More to the point of my overall piece, I believe the Ramos for Capps trade has the potential to ruin the Mauer contract. I have to imagine that the Twins were at least aware that the likelihood of Mauer finishing out his contract as a catcher were slim to none. At age 28, Mauer simply doesn't have many years left behind the plate if he a) wants to remain healthy and b) wants to remain productive. So, knowing that, why did the Twins feel that Ramos was an expendable piece? Wouldn't you plan for the worst-case scenario, especially when it virtually costs you NOTHING to have that insurance in your back pocket? As things stand now, the Twins have no one in the farm system who could play an offensively-competent everyday catcher role and to me, that's a travesty.

During this past off-season, which saw the Twins budget-strapped under the weight of several large contracts, many pointed towards next season when the expiring contracts of Joe Nathan and Michael Cuddyer will free up some extra-cash. Ostensibly the Twins would have used that money to fill some holes in the bullpen and perhaps in the middle-infield as well. Now they need to strongly consider getting a competent back-up catcher as well, a need they would most likely not have had if they had simply held on to Ramos...or even to Morales.

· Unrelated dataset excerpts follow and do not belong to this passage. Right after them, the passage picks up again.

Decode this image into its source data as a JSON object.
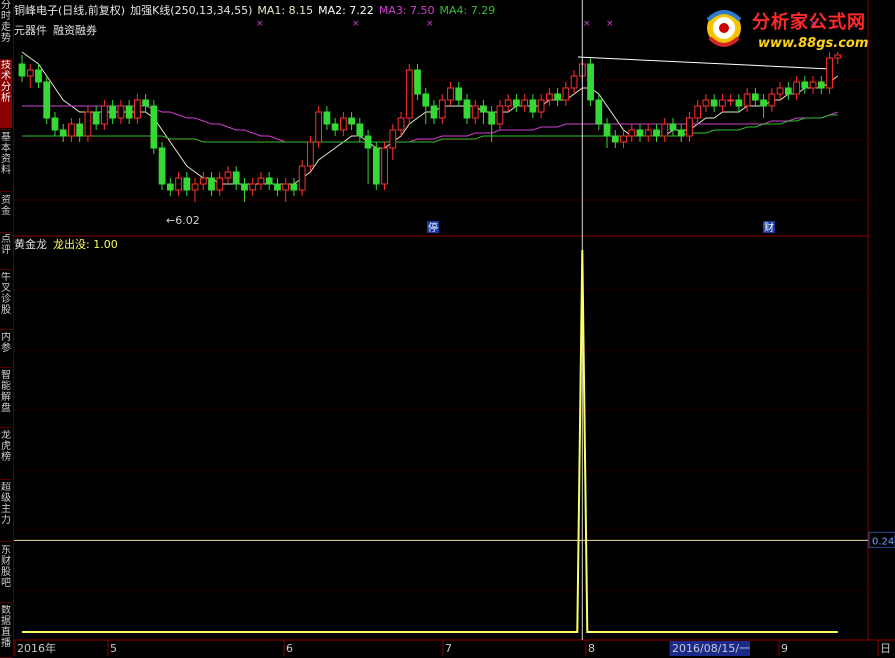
{
  "header": {
    "stock": "铜峰电子(日线,前复权)",
    "indicator": "加强K线(250,13,34,55)",
    "ma1": "MA1: 8.15",
    "ma2": "MA2: 7.22",
    "ma3": "MA3: 7.50",
    "ma4": "MA4: 7.29"
  },
  "subheader": {
    "item1": "元器件",
    "item2": "融资融券"
  },
  "sidebar": {
    "tabs": [
      "分时走势",
      "技术分析",
      "基本资料",
      "资金",
      "点评",
      "牛叉诊股",
      "内参",
      "智能解盘",
      "龙虎榜",
      "超级主力",
      "东财股吧",
      "数据直播"
    ],
    "active_index": 1
  },
  "logo": {
    "title": "分析家公式网",
    "url": "www.88gs.com"
  },
  "colors": {
    "up": "#ff3030",
    "down": "#36d836",
    "ma1": "#e8e8c8",
    "ma2": "#ffffff",
    "ma3": "#d040d0",
    "ma4": "#30c030",
    "signal": "#ffff60",
    "axis": "#8b0000"
  },
  "panel2": {
    "name": "黄金龙",
    "label": "龙出没: 1.00"
  },
  "annotations": {
    "low_price": "6.02",
    "event1": "停",
    "event2": "财",
    "right_value": "0.24"
  },
  "date_axis": [
    "2016年",
    "5",
    "6",
    "7",
    "8",
    "2016/08/15/一",
    "9",
    "日"
  ],
  "chart_data": [
    {
      "type": "candlestick",
      "title": "铜峰电子(日线,前复权)",
      "ylim": [
        5.8,
        9.0
      ],
      "series_names": [
        "MA1",
        "MA2",
        "MA3",
        "MA4"
      ],
      "candles": [
        [
          8.6,
          8.4,
          8.75,
          8.3
        ],
        [
          8.4,
          8.5,
          8.6,
          8.2
        ],
        [
          8.5,
          8.3,
          8.6,
          8.2
        ],
        [
          8.3,
          7.7,
          8.4,
          7.6
        ],
        [
          7.7,
          7.5,
          7.8,
          7.4
        ],
        [
          7.5,
          7.4,
          7.6,
          7.3
        ],
        [
          7.4,
          7.6,
          7.7,
          7.3
        ],
        [
          7.6,
          7.4,
          7.7,
          7.3
        ],
        [
          7.4,
          7.8,
          7.9,
          7.3
        ],
        [
          7.8,
          7.6,
          7.9,
          7.5
        ],
        [
          7.6,
          7.9,
          8.0,
          7.5
        ],
        [
          7.9,
          7.7,
          8.0,
          7.6
        ],
        [
          7.7,
          7.9,
          8.0,
          7.6
        ],
        [
          7.9,
          7.7,
          8.0,
          7.6
        ],
        [
          7.7,
          8.0,
          8.1,
          7.6
        ],
        [
          8.0,
          7.9,
          8.1,
          7.8
        ],
        [
          7.9,
          7.2,
          8.0,
          7.1
        ],
        [
          7.2,
          6.6,
          7.3,
          6.5
        ],
        [
          6.6,
          6.5,
          6.7,
          6.4
        ],
        [
          6.5,
          6.7,
          6.8,
          6.4
        ],
        [
          6.7,
          6.5,
          6.8,
          6.4
        ],
        [
          6.5,
          6.6,
          6.7,
          6.3
        ],
        [
          6.6,
          6.7,
          6.8,
          6.5
        ],
        [
          6.7,
          6.5,
          6.8,
          6.4
        ],
        [
          6.5,
          6.7,
          6.8,
          6.4
        ],
        [
          6.7,
          6.8,
          6.9,
          6.6
        ],
        [
          6.8,
          6.6,
          6.9,
          6.5
        ],
        [
          6.6,
          6.5,
          6.7,
          6.3
        ],
        [
          6.5,
          6.6,
          6.7,
          6.4
        ],
        [
          6.6,
          6.7,
          6.8,
          6.5
        ],
        [
          6.7,
          6.6,
          6.8,
          6.5
        ],
        [
          6.6,
          6.5,
          6.7,
          6.4
        ],
        [
          6.5,
          6.6,
          6.7,
          6.3
        ],
        [
          6.6,
          6.5,
          6.7,
          6.4
        ],
        [
          6.5,
          6.9,
          7.0,
          6.4
        ],
        [
          6.9,
          7.3,
          7.4,
          6.8
        ],
        [
          7.3,
          7.8,
          7.9,
          7.2
        ],
        [
          7.8,
          7.6,
          7.9,
          7.5
        ],
        [
          7.6,
          7.5,
          7.7,
          7.4
        ],
        [
          7.5,
          7.7,
          7.8,
          7.4
        ],
        [
          7.7,
          7.6,
          7.8,
          7.5
        ],
        [
          7.6,
          7.4,
          7.7,
          7.3
        ],
        [
          7.4,
          7.2,
          7.5,
          6.6
        ],
        [
          7.2,
          6.6,
          7.3,
          6.5
        ],
        [
          6.6,
          7.2,
          7.3,
          6.5
        ],
        [
          7.2,
          7.5,
          7.6,
          7.0
        ],
        [
          7.5,
          7.7,
          7.8,
          7.4
        ],
        [
          7.7,
          8.5,
          8.6,
          7.6
        ],
        [
          8.5,
          8.1,
          8.6,
          8.0
        ],
        [
          8.1,
          7.9,
          8.2,
          7.6
        ],
        [
          7.9,
          7.7,
          8.0,
          7.6
        ],
        [
          7.7,
          8.0,
          8.1,
          7.6
        ],
        [
          8.0,
          8.2,
          8.3,
          7.9
        ],
        [
          8.2,
          8.0,
          8.3,
          7.9
        ],
        [
          8.0,
          7.7,
          8.1,
          7.6
        ],
        [
          7.7,
          7.9,
          8.0,
          7.6
        ],
        [
          7.9,
          7.8,
          8.0,
          7.6
        ],
        [
          7.8,
          7.6,
          7.9,
          7.3
        ],
        [
          7.6,
          7.9,
          8.0,
          7.5
        ],
        [
          7.9,
          8.0,
          8.1,
          7.8
        ],
        [
          8.0,
          7.9,
          8.1,
          7.8
        ],
        [
          7.9,
          8.0,
          8.1,
          7.8
        ],
        [
          8.0,
          7.8,
          8.1,
          7.7
        ],
        [
          7.8,
          8.0,
          8.1,
          7.7
        ],
        [
          8.0,
          8.1,
          8.2,
          7.9
        ],
        [
          8.1,
          8.0,
          8.2,
          7.9
        ],
        [
          8.0,
          8.2,
          8.3,
          7.9
        ],
        [
          8.2,
          8.4,
          8.5,
          8.1
        ],
        [
          8.4,
          8.6,
          8.7,
          8.3
        ],
        [
          8.6,
          8.0,
          8.7,
          7.9
        ],
        [
          8.0,
          7.6,
          8.1,
          7.5
        ],
        [
          7.6,
          7.4,
          7.7,
          7.2
        ],
        [
          7.4,
          7.3,
          7.5,
          7.2
        ],
        [
          7.3,
          7.4,
          7.5,
          7.2
        ],
        [
          7.4,
          7.5,
          7.6,
          7.3
        ],
        [
          7.5,
          7.4,
          7.6,
          7.3
        ],
        [
          7.4,
          7.5,
          7.6,
          7.3
        ],
        [
          7.5,
          7.4,
          7.6,
          7.3
        ],
        [
          7.4,
          7.6,
          7.7,
          7.3
        ],
        [
          7.6,
          7.5,
          7.7,
          7.4
        ],
        [
          7.5,
          7.4,
          7.6,
          7.3
        ],
        [
          7.4,
          7.7,
          7.8,
          7.3
        ],
        [
          7.7,
          7.9,
          8.0,
          7.6
        ],
        [
          7.9,
          8.0,
          8.1,
          7.8
        ],
        [
          8.0,
          7.9,
          8.1,
          7.8
        ],
        [
          7.9,
          8.0,
          8.1,
          7.8
        ],
        [
          8.0,
          8.0,
          8.1,
          7.9
        ],
        [
          8.0,
          7.9,
          8.1,
          7.8
        ],
        [
          7.9,
          8.1,
          8.2,
          7.8
        ],
        [
          8.1,
          8.0,
          8.2,
          7.9
        ],
        [
          8.0,
          7.9,
          8.1,
          7.7
        ],
        [
          7.9,
          8.1,
          8.2,
          7.8
        ],
        [
          8.1,
          8.2,
          8.3,
          8.0
        ],
        [
          8.2,
          8.1,
          8.3,
          8.0
        ],
        [
          8.1,
          8.3,
          8.4,
          8.0
        ],
        [
          8.3,
          8.2,
          8.4,
          8.1
        ],
        [
          8.2,
          8.3,
          8.4,
          8.1
        ],
        [
          8.3,
          8.2,
          8.4,
          8.1
        ],
        [
          8.2,
          8.7,
          8.8,
          8.1
        ],
        [
          8.7,
          8.75,
          8.8,
          8.6
        ]
      ],
      "ma_lines": {
        "MA1": [
          8.8,
          8.7,
          8.6,
          8.4,
          8.2,
          8.0,
          7.9,
          7.8,
          7.8,
          7.8,
          7.8,
          7.8,
          7.8,
          7.8,
          7.8,
          7.8,
          7.7,
          7.5,
          7.3,
          7.1,
          6.9,
          6.8,
          6.7,
          6.7,
          6.6,
          6.6,
          6.6,
          6.6,
          6.6,
          6.6,
          6.6,
          6.6,
          6.6,
          6.6,
          6.7,
          6.8,
          7.0,
          7.1,
          7.2,
          7.3,
          7.4,
          7.4,
          7.3,
          7.2,
          7.2,
          7.3,
          7.4,
          7.6,
          7.7,
          7.8,
          7.8,
          7.9,
          7.9,
          7.9,
          7.9,
          7.9,
          7.8,
          7.8,
          7.8,
          7.8,
          7.9,
          7.9,
          7.9,
          7.9,
          8.0,
          8.0,
          8.0,
          8.1,
          8.2,
          8.2,
          8.1,
          7.9,
          7.7,
          7.5,
          7.4,
          7.4,
          7.4,
          7.4,
          7.4,
          7.5,
          7.5,
          7.5,
          7.6,
          7.7,
          7.7,
          7.8,
          7.8,
          7.8,
          7.9,
          7.9,
          7.9,
          8.0,
          8.0,
          8.1,
          8.1,
          8.2,
          8.2,
          8.2,
          8.3,
          8.4
        ],
        "MA3": [
          7.9,
          7.9,
          7.9,
          7.9,
          7.9,
          7.9,
          7.9,
          7.9,
          7.9,
          7.9,
          7.9,
          7.9,
          7.9,
          7.9,
          7.9,
          7.9,
          7.85,
          7.8,
          7.8,
          7.75,
          7.7,
          7.7,
          7.65,
          7.6,
          7.6,
          7.55,
          7.5,
          7.5,
          7.45,
          7.4,
          7.4,
          7.35,
          7.3,
          7.3,
          7.3,
          7.3,
          7.3,
          7.3,
          7.3,
          7.3,
          7.3,
          7.3,
          7.3,
          7.3,
          7.3,
          7.3,
          7.3,
          7.3,
          7.35,
          7.35,
          7.35,
          7.4,
          7.4,
          7.4,
          7.4,
          7.45,
          7.45,
          7.45,
          7.5,
          7.5,
          7.5,
          7.5,
          7.5,
          7.55,
          7.55,
          7.55,
          7.6,
          7.6,
          7.6,
          7.6,
          7.6,
          7.6,
          7.6,
          7.6,
          7.6,
          7.6,
          7.6,
          7.6,
          7.6,
          7.6,
          7.6,
          7.6,
          7.6,
          7.6,
          7.6,
          7.6,
          7.6,
          7.6,
          7.6,
          7.6,
          7.6,
          7.65,
          7.65,
          7.65,
          7.7,
          7.7,
          7.7,
          7.7,
          7.75,
          7.8
        ],
        "MA4": [
          7.4,
          7.4,
          7.4,
          7.4,
          7.4,
          7.4,
          7.4,
          7.4,
          7.4,
          7.4,
          7.4,
          7.4,
          7.4,
          7.4,
          7.4,
          7.4,
          7.4,
          7.4,
          7.35,
          7.35,
          7.35,
          7.35,
          7.3,
          7.3,
          7.3,
          7.3,
          7.3,
          7.3,
          7.3,
          7.3,
          7.3,
          7.3,
          7.3,
          7.3,
          7.3,
          7.3,
          7.3,
          7.3,
          7.3,
          7.3,
          7.3,
          7.3,
          7.3,
          7.3,
          7.3,
          7.3,
          7.3,
          7.3,
          7.3,
          7.3,
          7.3,
          7.35,
          7.35,
          7.35,
          7.35,
          7.35,
          7.4,
          7.4,
          7.4,
          7.4,
          7.4,
          7.4,
          7.4,
          7.4,
          7.4,
          7.4,
          7.4,
          7.4,
          7.4,
          7.4,
          7.4,
          7.4,
          7.4,
          7.4,
          7.4,
          7.4,
          7.4,
          7.4,
          7.4,
          7.4,
          7.4,
          7.45,
          7.45,
          7.45,
          7.5,
          7.5,
          7.5,
          7.5,
          7.55,
          7.55,
          7.6,
          7.6,
          7.6,
          7.65,
          7.65,
          7.7,
          7.7,
          7.7,
          7.75,
          7.75
        ]
      }
    },
    {
      "type": "line",
      "title": "黄金龙",
      "ylim": [
        0,
        1.0
      ],
      "signal_name": "龙出没",
      "signal_index": 68,
      "values_note_value": 1.0,
      "reference_line": 0.24
    }
  ]
}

I've been vocal in my criticism of the post-Terry Ryan front-office and my criticism continues. Aside from the moves to bring Orlando Hudson and JJ Hardy on-board following the 2009 season, Bill Smith has made stupid ill-advised move after ill-advised move and now we are seeing the results of that on the field. A team obviously can't anticipate having as many injuries as the Twins have had, but when your depth at key infield positions (2B, SS, C) is as shallow as the Twins have had this season, the blame falls on directly on the General Manager, there is simply no way around that. By trading a valuable organizational asset for an also-ran reliever, Bill Smith has put the future of this team in jeopardy. Time after time he has shown zero foresight and folks, that is major reason why this team is 12-21 coming into their game tonight. Short of a miraculously good run later this year, the Twins will likely finish 3rd or worse in the division this year when they were thought to be a contender for the division crown when the season started.


  1. It's not just in retrospect that these trades look crazy. There were howls of horror when Ramos was traded on the sites I frequent. Same for Morales.

    There was some thought at the time that Ramos couldn't hit a curveball and might be a flash in the pan. Also much talk that he was a future all star. But my thought at the time was, Mauer can't play 162 games at catcher for 8 years. They need a good backup if only to keep Gardy from destroying his knees for lack of a better option.

    But to trade Ramos for a couple months of a reliever? Sheesh.

    And Morales, what was that? They must have found him abusing the coach's cat or something. The word was he just wasn't good enough defensively. But when your other options are people who hit .100, you can live with a few stolen bases.

    Many people assumed at the time that the Twins knew more about Ramos and Morales than any other team and must have concluded they had incurable glaring weaknesses. Their scouting track record was solid enough back then that they deserved some benefit of the doubt. But not anymore.

    It's like they really just thought, we've got a good catcher so we obviously don't need Ramos; we need a reliever with "closer experience"; perfect match!